APELAÇÃO Nº 214/14.6TMCBR-E.C1
Relator: LUÍS MIGUEL CALDAS
Data do Acórdão: 14-10-2025
Tribunal: TRIBUNAL JUDICIAL DA COMARCA DE COIMBRA – COIMBRA – JUÍZO DE FAMÍLIA E MENORES DE COIMBRA – JUIZ 2
Legislação: ARTIGOS 27.º, N.º 3, AL. E), 36.º, N.ºS 3, 5 E 6, DA CONSTITUIÇÃO DA REPÚBLICA PORTUGUESA; ARTIGOS 1877.º E 1882 DO CÓDIGO CIVIL; ARTIGOS 986.º A 988.º CÓDIGO DE PROCESSO CIVIL; ARTIGOS 3.º, 4.º, AL. A), D), F), J) 35.º, N.º 1, AL. F), 62.º, N.º 5, 59.º, N.º 3, 84.º, 85.º, 92.º, N.º2 100.º, 123.º, N.º 1, DA LEI DE PROTEÇÃO DE CRIANÇAS E JOVENS EM PERIGO – LEI N.º 147/99, DE 1 DE SETEMBRO.

 Sumário:

1. Emerge do artigo 100.º da LPCJP que o processo judicial de promoção e proteção é de jurisdição voluntária, e, enquanto tal, implica a ponderação dos artigos 986.º a 988.º do Código de Processo Civil, os quais contêm as suas traves mestras, enunciando que o Tribunal tem ampla liberdade investigatória e probatória, devendo nortear-se, não por critérios de legalidade estrita, mas antes construir, em face da concreta dinâmica familiar que lhe é presente, a solução que entenda ser, nesse momento, a mais conveniente e oportuna.

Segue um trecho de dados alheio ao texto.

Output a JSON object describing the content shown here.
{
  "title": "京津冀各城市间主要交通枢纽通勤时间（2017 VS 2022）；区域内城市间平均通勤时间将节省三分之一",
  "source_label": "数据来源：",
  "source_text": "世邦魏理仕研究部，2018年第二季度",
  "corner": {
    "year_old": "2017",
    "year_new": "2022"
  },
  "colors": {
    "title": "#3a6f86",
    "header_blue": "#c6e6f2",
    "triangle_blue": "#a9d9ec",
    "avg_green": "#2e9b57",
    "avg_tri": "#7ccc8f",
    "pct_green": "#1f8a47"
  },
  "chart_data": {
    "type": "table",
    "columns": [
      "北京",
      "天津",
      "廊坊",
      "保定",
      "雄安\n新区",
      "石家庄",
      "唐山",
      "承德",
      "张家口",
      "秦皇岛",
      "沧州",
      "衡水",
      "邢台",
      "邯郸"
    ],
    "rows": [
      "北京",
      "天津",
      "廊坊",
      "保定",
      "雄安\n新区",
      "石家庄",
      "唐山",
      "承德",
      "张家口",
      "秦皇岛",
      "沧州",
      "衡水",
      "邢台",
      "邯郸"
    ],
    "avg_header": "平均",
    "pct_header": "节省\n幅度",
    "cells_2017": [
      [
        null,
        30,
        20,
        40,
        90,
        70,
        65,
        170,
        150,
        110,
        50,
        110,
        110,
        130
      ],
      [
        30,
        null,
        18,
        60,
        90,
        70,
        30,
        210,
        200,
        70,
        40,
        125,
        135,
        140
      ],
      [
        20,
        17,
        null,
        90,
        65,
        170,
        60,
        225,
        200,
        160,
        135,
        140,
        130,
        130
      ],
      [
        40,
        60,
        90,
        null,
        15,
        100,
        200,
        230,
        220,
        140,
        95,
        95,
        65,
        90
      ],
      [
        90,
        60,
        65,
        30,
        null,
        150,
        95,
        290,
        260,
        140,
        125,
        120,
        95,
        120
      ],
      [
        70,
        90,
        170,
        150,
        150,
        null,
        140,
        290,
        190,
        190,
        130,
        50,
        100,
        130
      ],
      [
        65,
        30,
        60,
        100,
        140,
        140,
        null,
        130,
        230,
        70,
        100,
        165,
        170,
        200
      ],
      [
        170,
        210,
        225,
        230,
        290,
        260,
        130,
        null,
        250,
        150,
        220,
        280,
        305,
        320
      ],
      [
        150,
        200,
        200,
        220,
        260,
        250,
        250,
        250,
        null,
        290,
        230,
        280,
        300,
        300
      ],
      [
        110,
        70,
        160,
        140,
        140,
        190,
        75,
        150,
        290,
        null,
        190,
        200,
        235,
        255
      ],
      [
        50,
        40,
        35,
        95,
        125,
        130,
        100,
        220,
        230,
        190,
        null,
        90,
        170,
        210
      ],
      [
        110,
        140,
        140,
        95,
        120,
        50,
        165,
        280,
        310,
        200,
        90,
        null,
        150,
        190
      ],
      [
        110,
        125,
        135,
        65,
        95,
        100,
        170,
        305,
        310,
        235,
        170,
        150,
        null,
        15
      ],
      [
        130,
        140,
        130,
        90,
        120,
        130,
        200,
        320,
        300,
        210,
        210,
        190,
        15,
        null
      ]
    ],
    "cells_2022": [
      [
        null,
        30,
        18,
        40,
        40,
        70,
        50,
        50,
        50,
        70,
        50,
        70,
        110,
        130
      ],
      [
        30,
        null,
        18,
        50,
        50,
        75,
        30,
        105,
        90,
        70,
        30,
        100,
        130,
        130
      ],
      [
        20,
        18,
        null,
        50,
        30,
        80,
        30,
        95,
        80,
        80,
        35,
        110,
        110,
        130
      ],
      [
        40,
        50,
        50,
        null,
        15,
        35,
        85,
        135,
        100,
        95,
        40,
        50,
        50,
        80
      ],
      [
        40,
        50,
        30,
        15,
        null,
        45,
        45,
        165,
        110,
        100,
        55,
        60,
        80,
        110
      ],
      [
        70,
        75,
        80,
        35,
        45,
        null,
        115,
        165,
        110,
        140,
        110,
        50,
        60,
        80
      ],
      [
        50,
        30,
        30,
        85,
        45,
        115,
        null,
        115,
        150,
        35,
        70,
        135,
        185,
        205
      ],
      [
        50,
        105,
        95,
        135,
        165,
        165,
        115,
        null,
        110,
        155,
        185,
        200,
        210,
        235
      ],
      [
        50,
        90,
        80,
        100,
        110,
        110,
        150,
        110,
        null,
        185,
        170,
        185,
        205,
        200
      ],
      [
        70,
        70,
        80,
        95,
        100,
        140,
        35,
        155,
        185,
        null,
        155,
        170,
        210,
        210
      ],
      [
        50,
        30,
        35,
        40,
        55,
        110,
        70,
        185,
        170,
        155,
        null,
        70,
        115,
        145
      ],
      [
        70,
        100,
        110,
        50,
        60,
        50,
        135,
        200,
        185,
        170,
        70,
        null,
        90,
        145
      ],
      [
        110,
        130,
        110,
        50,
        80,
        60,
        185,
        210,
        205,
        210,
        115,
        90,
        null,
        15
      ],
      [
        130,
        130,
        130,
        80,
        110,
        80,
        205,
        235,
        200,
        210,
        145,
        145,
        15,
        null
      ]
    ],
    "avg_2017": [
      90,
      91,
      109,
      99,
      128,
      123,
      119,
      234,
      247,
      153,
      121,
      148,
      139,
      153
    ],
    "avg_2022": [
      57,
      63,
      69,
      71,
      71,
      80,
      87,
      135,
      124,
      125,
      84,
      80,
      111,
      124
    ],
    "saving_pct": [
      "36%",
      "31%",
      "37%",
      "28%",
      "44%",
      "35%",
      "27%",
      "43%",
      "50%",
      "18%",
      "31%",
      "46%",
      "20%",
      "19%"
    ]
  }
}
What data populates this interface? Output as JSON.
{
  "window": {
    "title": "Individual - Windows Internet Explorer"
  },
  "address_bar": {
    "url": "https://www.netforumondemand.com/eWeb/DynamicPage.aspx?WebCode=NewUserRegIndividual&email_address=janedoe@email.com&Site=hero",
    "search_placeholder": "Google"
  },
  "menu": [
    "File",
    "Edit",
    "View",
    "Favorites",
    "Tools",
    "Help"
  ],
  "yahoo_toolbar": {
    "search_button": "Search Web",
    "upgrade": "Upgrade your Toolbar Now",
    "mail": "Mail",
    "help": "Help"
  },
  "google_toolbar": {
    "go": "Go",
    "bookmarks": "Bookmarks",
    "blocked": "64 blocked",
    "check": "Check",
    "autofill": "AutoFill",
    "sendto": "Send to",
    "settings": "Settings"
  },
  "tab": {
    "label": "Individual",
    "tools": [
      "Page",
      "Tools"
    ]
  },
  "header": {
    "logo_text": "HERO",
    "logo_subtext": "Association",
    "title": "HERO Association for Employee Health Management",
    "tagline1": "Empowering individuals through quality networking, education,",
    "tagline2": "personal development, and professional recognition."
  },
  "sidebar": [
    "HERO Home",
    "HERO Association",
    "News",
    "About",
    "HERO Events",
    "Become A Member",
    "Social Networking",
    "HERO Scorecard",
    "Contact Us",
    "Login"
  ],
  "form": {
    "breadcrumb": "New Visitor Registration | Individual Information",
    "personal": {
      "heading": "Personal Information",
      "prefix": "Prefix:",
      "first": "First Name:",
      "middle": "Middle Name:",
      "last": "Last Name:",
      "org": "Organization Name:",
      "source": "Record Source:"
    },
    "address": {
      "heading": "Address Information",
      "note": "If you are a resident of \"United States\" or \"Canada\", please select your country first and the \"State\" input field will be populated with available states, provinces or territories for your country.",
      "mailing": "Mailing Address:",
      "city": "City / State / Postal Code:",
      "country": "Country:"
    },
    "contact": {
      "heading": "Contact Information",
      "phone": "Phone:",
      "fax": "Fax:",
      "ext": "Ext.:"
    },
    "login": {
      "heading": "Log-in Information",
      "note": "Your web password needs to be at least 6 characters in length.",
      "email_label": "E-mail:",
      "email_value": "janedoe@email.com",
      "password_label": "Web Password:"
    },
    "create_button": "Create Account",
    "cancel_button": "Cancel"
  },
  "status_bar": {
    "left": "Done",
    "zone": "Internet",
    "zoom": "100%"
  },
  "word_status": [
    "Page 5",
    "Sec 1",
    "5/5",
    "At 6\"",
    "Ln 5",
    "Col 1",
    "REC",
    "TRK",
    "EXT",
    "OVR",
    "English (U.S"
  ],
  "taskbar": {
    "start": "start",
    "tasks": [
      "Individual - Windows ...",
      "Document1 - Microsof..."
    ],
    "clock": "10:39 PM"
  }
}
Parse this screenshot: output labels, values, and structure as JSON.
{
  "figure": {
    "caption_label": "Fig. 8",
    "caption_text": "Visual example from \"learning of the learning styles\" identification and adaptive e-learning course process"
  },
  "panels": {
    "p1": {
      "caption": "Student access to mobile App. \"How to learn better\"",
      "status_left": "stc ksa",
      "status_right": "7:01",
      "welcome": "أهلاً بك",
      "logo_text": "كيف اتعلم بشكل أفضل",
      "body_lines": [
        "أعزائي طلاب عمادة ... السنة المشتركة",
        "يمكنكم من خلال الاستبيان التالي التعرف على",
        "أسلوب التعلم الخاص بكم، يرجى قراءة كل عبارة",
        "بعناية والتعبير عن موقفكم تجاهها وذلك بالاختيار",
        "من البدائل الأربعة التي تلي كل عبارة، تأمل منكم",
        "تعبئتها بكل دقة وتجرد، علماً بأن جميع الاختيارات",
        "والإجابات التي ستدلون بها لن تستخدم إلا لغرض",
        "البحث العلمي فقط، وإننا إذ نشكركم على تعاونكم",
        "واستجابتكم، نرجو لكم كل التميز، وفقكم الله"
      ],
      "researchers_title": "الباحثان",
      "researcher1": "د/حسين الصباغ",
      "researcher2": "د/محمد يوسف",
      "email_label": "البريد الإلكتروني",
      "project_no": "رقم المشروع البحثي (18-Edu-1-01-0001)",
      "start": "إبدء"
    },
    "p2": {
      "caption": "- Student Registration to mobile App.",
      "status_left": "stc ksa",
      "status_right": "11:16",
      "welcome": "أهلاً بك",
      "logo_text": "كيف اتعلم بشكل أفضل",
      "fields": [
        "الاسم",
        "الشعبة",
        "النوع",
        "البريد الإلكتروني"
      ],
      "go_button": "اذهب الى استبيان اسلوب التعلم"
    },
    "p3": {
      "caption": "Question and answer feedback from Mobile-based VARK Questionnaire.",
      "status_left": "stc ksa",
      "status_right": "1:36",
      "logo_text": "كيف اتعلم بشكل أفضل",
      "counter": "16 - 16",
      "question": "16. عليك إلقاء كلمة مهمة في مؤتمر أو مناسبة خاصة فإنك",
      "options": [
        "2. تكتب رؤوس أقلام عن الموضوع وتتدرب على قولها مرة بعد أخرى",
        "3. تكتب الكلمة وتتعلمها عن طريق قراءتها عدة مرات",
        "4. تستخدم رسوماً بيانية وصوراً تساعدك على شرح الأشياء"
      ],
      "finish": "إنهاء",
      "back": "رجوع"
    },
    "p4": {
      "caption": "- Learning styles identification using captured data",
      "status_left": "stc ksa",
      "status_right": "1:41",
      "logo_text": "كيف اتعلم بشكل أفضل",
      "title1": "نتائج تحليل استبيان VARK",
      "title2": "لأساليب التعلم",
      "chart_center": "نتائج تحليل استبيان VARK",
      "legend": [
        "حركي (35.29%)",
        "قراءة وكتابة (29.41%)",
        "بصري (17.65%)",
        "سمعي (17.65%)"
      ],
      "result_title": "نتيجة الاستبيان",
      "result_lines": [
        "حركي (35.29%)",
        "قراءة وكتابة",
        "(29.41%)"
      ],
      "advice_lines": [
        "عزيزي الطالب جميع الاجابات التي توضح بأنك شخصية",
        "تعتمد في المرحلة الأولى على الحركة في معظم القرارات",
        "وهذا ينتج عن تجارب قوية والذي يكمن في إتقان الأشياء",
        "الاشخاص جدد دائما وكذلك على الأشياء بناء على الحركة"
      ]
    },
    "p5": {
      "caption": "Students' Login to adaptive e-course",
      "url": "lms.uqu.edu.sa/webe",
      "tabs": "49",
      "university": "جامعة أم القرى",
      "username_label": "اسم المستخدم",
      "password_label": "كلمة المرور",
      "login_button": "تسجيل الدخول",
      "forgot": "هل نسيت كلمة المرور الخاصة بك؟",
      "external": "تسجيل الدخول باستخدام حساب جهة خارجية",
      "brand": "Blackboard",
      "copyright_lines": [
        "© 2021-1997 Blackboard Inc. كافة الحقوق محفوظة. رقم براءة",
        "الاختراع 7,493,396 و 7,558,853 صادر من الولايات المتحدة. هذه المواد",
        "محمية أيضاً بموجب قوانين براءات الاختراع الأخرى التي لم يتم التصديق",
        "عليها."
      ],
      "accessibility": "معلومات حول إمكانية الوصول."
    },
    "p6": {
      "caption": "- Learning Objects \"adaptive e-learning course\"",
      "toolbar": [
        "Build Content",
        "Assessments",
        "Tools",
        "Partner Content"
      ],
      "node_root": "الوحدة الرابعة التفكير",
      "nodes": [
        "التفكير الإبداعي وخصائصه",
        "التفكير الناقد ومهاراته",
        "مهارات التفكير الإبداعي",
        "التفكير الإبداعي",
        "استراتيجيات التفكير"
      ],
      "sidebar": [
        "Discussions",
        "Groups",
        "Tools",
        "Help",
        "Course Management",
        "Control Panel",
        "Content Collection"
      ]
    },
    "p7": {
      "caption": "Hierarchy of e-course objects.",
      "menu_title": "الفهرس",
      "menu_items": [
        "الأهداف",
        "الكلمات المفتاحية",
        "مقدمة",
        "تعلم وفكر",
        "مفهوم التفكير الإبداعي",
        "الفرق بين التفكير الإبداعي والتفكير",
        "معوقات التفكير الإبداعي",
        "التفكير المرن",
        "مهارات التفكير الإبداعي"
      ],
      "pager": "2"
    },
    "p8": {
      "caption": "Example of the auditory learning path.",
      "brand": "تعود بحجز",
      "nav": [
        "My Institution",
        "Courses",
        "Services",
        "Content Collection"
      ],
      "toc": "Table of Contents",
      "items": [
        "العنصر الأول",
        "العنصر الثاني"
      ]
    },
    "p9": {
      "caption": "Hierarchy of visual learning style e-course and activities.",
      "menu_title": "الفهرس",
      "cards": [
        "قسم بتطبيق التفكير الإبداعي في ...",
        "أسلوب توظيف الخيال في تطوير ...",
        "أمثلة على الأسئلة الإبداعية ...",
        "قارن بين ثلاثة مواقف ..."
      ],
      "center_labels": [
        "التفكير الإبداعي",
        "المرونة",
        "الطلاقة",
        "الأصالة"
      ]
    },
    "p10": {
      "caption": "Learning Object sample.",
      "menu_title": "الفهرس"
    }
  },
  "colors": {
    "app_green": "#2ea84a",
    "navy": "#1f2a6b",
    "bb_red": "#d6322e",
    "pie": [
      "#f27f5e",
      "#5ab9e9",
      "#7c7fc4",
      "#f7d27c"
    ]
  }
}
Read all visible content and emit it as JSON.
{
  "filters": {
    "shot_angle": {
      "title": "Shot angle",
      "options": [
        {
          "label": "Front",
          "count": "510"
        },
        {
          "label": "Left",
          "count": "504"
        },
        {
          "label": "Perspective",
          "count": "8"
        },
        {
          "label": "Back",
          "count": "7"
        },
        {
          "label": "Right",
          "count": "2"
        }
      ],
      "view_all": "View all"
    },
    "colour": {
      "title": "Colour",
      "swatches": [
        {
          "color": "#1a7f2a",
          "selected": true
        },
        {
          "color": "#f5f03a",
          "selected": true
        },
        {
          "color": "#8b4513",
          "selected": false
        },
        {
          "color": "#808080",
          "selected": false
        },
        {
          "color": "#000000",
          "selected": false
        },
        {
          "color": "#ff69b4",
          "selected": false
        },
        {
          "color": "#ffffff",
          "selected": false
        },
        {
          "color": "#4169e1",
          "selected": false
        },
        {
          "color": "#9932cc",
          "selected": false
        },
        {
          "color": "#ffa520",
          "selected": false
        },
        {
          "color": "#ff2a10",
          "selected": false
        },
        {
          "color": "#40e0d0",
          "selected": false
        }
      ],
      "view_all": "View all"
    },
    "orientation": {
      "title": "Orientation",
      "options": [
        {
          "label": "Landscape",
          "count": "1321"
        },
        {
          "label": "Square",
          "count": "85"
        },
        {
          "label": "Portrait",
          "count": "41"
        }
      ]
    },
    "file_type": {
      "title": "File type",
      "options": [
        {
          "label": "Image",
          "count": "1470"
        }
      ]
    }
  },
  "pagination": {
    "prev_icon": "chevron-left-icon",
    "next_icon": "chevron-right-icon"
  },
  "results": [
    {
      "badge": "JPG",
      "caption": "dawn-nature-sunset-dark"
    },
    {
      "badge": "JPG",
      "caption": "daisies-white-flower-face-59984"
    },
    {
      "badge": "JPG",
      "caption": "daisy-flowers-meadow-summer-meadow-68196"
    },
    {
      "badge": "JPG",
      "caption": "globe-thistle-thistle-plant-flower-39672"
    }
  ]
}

2. Nos procedimentos que respeitam a uma criança ou jovem, qualquer que seja a sua natureza, o princípio do superior interesse reveste-se de importância capital e para a sua concretização surge o direito de participação, que se reconhece de pleno direito à criança ou jovem, sendo certo que este direito de participação se desdobra no direito a ser ouvido e a expressar o seu ponto de vista, naquilo que directamente lhe diga respeito.
3. A leitura feita pelas instâncias judiciais europeias tem sido a de que a Convenção Europeia sobre o Exercício dos Direitos das Crianças não demanda, objectivamente, a audição da criança em Tribunal, como um direito absolutamente obrigatório, antes deve ser avaliada sob o prisma das circunstâncias casuísticas de cada situação trazida a juízo, idade e discernimento daquela.